Clothespins, snowmelt, and the edible world.

“The Clothes Pin” by Jane Kenyon

How much better it is
to carry wood to the fire
than to moan about your life.
How much better
to throw the garbage
onto the compost, or to pin the clean
sheet on the line
with a gray-brown wooden clothes pin!

This afternoon – basking in the balmy-for-northeast-Iowa sun, 45 degrees in the afternoon that’s now one hour longer – I hauled one of my wooden lawn chairs up out of the basement and set it out on the lawn.  One yellow flag of spring: the first sign.  I sat there to read aloud and revise a piece I’m writing for The New Haven Review.  Between paragraphs I closed my eyes and smiled.  The sun is coming back again.  It’s good.

The lilacs I transplanted from my friends’ yard to make a hedge along the back fence are budding now.  Under their protective thatch of old stems and grasses, lilies are peeking up,  one centimeter at a time.  Juncoes are flocking to my feeders, picking around in the spill of seeds and half-frozen poop the rabbits and squirrels have left.  (Hey, poop is fertilizer, right?) The compost pile is thawing, a winter’s worth of eggshells and coffee grounds and orange peels scattered on top.  I can push my finger into the ground, first-knuckle-deep. Pretty soon, the red snounts of rhubarb will nose up along the fence in my vegetable garden (just behind the chair in the picture.)

Designs, devices, and desires: as the world slowly thaws, I’m making plans for my yard to get even more peaceful and edible and green, a place of renewal in a busy life.  Rain barrels.  Blueberries and honeyberries in place of anonymous, inherited foundation shrubs.  Widening the borders of all my perennial beds (basically where the snow is now) a foot or two further into the grass, for more flowers.  Maybe a manual reel lawnmower to replace my noisy, limping old gas-powered one.  Trailing nasturtiums from last year’s saved seeds in boxes from my second-floor rear window to replicate the famous display at my favorite museum (our summer thunderstorms may be too hard on them, but I can dream.)

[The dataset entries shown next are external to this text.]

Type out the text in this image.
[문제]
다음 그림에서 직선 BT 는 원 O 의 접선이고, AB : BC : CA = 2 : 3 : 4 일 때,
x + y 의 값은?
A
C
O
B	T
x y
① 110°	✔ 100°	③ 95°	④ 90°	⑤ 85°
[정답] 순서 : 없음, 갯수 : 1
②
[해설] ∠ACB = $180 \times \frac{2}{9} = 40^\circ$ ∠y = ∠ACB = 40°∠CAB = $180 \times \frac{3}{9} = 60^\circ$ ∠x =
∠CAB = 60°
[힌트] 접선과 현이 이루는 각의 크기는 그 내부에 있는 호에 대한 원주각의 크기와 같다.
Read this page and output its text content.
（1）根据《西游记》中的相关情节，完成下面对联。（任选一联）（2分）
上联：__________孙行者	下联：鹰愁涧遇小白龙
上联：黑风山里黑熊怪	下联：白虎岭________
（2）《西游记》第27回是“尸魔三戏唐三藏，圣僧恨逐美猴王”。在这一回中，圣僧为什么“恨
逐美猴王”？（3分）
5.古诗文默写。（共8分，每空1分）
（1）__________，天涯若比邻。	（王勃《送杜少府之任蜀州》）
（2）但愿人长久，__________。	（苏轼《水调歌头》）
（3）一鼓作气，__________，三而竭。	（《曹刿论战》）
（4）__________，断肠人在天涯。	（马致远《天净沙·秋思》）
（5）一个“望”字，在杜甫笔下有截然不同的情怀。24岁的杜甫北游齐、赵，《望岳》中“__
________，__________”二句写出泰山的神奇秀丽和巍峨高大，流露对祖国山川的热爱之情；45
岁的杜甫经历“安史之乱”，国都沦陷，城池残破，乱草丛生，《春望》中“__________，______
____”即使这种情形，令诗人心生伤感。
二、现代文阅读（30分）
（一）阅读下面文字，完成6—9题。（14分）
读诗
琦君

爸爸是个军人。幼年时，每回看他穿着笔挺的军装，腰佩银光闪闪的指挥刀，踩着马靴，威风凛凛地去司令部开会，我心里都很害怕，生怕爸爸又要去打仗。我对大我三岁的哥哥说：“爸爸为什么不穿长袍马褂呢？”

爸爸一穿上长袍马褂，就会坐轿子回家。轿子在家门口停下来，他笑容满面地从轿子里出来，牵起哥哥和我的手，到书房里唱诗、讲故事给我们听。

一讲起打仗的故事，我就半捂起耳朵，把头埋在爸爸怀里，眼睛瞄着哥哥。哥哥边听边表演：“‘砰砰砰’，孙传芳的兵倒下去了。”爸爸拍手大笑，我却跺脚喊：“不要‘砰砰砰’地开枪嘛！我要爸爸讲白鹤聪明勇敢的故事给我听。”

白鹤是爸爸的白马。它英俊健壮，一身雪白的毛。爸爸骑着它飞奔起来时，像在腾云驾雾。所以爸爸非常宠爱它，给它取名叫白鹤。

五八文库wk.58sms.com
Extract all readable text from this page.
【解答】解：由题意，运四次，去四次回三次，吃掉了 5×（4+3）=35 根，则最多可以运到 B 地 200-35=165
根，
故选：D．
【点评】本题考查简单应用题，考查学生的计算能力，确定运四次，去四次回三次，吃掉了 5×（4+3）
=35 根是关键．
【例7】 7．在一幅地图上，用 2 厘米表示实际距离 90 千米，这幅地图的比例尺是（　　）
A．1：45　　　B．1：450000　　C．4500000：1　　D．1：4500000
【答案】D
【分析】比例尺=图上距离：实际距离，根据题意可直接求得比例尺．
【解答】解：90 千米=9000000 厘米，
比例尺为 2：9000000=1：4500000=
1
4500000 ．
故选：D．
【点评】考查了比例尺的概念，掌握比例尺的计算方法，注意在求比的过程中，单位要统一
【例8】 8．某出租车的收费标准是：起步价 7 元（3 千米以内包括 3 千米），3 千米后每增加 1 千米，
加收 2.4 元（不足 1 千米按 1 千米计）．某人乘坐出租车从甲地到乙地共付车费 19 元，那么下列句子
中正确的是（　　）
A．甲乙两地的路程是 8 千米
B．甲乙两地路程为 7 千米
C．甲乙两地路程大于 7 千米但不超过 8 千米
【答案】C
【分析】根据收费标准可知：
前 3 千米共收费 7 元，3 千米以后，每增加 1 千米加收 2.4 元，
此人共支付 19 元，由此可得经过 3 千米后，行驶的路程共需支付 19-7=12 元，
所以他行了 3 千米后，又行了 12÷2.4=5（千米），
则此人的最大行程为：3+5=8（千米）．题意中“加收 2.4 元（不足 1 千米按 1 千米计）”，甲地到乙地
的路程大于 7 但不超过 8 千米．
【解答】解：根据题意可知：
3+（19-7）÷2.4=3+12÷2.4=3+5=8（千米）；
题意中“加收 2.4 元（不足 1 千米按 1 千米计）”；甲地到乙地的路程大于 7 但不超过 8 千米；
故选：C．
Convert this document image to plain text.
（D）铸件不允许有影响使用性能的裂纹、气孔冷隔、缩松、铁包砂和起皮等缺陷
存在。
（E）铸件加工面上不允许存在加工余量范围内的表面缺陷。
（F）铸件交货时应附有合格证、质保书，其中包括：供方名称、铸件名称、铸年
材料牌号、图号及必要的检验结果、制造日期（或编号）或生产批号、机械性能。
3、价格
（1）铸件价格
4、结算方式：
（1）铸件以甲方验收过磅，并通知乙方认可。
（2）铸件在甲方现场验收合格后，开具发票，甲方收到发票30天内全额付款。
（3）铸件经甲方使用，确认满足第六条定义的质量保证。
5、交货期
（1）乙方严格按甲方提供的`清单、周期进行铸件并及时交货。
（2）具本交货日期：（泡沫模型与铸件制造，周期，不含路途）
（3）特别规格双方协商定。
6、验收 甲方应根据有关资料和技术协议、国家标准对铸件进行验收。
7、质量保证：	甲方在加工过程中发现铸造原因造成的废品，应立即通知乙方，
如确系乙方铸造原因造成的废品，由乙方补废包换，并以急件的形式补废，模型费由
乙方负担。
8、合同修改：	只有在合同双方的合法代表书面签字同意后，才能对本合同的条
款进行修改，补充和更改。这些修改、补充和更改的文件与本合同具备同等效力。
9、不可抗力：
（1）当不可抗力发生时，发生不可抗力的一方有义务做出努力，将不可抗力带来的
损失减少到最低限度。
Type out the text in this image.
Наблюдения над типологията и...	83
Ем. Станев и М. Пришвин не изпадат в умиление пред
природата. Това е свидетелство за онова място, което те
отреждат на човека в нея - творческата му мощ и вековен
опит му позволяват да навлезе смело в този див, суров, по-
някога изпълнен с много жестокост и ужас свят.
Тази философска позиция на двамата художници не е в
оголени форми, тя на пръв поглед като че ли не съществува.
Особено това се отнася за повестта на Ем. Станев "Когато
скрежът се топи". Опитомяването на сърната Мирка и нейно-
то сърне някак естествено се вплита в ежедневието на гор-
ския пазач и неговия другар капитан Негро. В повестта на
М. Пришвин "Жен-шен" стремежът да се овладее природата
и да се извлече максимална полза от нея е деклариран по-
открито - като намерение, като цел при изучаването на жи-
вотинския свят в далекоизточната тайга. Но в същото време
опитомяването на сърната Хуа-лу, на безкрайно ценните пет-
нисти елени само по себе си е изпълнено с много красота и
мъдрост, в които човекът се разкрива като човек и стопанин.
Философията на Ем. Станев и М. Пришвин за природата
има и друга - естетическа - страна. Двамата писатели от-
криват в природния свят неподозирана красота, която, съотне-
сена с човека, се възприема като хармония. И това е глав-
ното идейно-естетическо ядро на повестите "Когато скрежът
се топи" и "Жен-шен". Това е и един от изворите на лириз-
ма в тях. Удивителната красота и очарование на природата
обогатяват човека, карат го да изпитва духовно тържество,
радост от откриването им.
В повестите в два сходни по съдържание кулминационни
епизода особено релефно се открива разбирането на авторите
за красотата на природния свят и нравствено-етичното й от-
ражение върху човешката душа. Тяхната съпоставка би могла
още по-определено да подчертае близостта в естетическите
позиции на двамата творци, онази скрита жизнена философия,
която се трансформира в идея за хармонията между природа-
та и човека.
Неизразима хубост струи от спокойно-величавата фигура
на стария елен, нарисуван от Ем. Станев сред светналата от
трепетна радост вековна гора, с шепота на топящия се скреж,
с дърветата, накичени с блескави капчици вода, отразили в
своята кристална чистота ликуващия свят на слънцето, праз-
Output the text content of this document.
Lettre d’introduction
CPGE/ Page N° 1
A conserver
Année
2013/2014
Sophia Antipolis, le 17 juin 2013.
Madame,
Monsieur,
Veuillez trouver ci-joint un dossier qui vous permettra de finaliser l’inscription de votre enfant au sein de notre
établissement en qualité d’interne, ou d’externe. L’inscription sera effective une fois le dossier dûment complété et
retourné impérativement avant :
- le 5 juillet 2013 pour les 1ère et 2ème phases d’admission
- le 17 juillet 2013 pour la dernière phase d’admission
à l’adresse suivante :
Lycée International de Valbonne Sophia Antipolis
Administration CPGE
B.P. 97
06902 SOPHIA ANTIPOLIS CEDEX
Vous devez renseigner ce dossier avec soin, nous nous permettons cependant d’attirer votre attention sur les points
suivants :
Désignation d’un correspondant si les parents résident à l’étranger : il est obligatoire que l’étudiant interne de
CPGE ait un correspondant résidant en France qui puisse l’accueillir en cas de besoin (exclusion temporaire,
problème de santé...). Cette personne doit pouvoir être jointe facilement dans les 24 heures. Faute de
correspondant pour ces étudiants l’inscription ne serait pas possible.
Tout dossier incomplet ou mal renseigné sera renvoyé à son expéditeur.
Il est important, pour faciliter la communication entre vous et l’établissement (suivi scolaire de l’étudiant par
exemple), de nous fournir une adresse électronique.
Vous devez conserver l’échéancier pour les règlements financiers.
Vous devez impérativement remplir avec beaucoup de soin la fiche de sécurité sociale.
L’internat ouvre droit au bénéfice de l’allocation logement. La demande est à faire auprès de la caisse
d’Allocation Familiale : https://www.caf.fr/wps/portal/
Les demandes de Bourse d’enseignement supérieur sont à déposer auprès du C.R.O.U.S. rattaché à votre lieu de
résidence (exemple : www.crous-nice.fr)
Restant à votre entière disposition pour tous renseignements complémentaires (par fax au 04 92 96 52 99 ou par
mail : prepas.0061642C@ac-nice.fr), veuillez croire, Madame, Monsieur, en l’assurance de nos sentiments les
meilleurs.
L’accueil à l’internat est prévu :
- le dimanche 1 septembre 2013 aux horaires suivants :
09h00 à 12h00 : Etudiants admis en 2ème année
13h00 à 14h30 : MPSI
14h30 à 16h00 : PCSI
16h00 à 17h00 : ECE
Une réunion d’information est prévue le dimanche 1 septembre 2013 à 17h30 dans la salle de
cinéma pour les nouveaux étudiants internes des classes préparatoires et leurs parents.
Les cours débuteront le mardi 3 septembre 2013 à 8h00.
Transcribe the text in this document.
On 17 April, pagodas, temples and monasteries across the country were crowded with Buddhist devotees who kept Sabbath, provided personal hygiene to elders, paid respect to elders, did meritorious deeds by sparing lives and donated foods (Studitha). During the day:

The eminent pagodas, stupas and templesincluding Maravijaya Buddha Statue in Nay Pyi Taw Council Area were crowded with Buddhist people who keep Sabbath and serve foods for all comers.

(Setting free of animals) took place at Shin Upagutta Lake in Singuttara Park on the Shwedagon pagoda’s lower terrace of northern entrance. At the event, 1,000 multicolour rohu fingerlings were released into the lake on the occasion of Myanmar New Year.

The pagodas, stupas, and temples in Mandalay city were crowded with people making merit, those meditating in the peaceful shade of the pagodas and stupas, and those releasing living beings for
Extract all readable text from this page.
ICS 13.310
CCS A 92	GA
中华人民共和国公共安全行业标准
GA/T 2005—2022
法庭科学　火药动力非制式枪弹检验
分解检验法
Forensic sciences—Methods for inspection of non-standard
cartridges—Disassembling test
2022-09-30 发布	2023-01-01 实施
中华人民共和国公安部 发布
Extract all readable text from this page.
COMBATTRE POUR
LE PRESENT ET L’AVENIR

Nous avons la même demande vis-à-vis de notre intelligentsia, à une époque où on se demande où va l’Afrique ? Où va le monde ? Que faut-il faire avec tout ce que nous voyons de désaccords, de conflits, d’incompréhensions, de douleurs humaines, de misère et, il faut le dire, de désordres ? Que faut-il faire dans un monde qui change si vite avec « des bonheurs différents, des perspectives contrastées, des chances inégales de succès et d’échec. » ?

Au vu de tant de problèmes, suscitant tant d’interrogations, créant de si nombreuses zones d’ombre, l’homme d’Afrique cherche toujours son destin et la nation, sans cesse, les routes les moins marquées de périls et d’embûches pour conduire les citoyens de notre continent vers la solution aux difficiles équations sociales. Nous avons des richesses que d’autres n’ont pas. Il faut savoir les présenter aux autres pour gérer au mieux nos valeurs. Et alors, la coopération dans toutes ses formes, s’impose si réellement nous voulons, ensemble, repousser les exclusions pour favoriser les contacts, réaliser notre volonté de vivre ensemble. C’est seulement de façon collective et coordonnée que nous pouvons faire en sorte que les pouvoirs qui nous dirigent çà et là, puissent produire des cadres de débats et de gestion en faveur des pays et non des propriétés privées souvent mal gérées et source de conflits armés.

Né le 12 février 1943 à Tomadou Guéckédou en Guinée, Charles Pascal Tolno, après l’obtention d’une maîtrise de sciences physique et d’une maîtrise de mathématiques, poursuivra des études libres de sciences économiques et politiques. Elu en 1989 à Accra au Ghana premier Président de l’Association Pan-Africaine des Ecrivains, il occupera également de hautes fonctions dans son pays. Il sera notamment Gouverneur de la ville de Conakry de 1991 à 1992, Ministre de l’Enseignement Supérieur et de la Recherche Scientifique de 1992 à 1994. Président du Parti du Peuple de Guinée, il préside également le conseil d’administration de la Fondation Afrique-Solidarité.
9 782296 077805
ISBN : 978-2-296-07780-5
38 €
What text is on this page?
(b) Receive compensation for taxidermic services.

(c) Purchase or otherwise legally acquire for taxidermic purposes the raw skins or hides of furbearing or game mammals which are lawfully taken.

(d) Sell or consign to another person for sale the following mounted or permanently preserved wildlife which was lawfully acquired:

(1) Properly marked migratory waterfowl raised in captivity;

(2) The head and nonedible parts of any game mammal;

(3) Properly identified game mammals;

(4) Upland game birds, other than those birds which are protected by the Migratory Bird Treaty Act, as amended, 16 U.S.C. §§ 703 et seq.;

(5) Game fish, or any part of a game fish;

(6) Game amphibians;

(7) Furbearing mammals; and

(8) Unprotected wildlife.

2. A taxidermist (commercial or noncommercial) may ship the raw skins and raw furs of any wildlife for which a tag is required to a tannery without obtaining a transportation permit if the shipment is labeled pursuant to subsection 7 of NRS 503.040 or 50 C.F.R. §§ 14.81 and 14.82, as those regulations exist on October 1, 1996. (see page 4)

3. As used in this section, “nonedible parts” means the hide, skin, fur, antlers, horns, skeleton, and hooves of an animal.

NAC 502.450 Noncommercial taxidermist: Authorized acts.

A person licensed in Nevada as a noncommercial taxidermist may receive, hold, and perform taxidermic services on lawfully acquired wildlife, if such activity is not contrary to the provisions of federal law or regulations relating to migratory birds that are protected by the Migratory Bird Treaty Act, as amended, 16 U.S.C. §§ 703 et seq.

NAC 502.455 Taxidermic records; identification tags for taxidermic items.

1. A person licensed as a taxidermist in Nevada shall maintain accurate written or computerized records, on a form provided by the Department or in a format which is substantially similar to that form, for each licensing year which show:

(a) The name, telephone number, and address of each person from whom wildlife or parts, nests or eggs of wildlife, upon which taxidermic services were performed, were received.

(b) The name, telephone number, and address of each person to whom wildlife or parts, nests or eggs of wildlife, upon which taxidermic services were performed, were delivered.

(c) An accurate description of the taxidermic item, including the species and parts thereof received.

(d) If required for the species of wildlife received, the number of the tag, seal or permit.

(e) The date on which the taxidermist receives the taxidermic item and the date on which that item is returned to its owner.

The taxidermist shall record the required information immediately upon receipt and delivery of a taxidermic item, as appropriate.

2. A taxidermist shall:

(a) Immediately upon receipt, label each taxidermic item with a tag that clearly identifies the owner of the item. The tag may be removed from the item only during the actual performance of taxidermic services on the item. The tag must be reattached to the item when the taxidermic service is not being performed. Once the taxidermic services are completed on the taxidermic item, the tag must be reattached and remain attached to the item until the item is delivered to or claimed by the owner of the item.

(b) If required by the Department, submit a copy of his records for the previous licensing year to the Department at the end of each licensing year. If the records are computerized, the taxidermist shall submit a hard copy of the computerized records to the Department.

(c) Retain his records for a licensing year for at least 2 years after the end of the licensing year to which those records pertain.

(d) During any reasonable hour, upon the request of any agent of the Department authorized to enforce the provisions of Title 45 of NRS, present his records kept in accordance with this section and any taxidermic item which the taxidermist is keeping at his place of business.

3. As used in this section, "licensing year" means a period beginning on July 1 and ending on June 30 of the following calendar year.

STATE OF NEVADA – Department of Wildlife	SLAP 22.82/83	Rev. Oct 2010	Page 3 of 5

Near the top of the list is a clothesline.  And I think I know how to do it; if I can hang a reel of line from a fencepost on one side of the yard, then screw a very heavy eye-bolt (with shoulders, to take the load – ah, the things you learn on the Internet!) from the eaves of my garage, I can stretch the line across the yard, clip it tight, and go — then retract it completely when I’m done.  Now that my college is changing all dorm washers to cold-water-only (which I’ve been doing for a while), and I’m reading more and more about the negative effects of running a clothes dryer, this is looking like a good option.

And when I hang my clothesline reel on the fencepost, I’ll paint this Jane Kenyon poem on a little sign and hang it underneath.

I can already smell it: the sun and wind in an armful of clean, dry clothes.

In the words of my favorite Yehuda Amichai poem, here comes the small song of spring.